On forward earnings alone, Paysafe Limited (PSFE) trades at 4.
3x forward P/E versus 9. 2x for HCI Group, Inc. — 4. 9x cheaper on a one-year earnings basis. Analyst consensus price targets imply the most upside for PSFE: 6. 5% to $10. 00.
08Which pays a better dividend — ATMV or ACIC or HCI or PSFE?
In this comparison, HCI (1.
0% yield) pays a dividend. ATMV, ACIC, PSFE do not pay a meaningful dividend and should not be held primarily for income.
09Is ATMV or ACIC or HCI or PSFE better for a retirement portfolio?
For long-horizon retirement investors, HCI Group, Inc.

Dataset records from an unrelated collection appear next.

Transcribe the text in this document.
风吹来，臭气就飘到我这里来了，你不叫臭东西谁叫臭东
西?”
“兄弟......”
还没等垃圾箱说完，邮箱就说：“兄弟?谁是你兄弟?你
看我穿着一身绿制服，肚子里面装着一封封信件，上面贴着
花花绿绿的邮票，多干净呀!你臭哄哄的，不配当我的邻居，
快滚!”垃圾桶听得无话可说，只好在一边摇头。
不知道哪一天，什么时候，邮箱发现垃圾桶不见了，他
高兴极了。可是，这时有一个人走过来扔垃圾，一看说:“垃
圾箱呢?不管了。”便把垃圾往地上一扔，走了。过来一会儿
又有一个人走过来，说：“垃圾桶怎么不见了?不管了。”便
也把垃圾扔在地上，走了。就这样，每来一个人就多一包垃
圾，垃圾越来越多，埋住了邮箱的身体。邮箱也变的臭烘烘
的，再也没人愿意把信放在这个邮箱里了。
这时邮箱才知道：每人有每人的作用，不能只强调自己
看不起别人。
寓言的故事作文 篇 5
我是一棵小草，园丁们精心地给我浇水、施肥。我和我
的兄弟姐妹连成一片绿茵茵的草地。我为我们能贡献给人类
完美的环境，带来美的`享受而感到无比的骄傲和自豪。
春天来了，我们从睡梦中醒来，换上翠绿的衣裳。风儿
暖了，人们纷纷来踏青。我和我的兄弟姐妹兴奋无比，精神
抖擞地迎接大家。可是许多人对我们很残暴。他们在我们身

(HCI) is the stronger choice — it scores higher on the combination of lower volatility, dividend reliability, and long-term compounding (low volatility (β 0. 39), 1. 0% yield, +436. 8% 10Y return). Paysafe Limited (PSFE) carries a higher beta of 2. 35 — meaning larger drawdowns in market downturns, which matters significantly when you cannot wait years for a recovery. Both have compounded well over 10 years (HCI: +436. 8%, PSFE: -92. 1%), confirming both are viable long-term holds — but the lower-volatility option typically results in less emotional selling during corrections. Retirement portfolios generally favour predictability over maximum returns. Consult a financial advisor before making allocation decisions.
10What are the main differences between ATMV and ACIC and HCI and PSFE?
These companies operate in different sectors (ATMV (Financial Services) and ACIC (Financial Services) and HCI (Financial Services) and PSFE (Technology)), which means they face different economic cycles, regulatory environments, and macro sensitivities — making direct comparison nuanced.
In terms of investment character: ATMV is a small-cap quality compounder stock; ACIC is a small-cap deep-value stock; HCI is a small-cap high-growth stock; PSFE is a small-cap quality compounder stock. HCI pays a dividend while ATMV, ACIC, PSFE do not, making them suitable for different income and tax situations. These fundamental differences mean investors should not choose between them on a single metric — the "better stock" depends entirely on which of these characteristics aligns with your investment strategy.
Find Stocks Like These
Explore pre-built screens for each stock's profile, or build a custom screen to find stocks that outperform all of them.
You Might Also Compare
Based on how these companies actually compete and overlap — not just which sector they're filed under.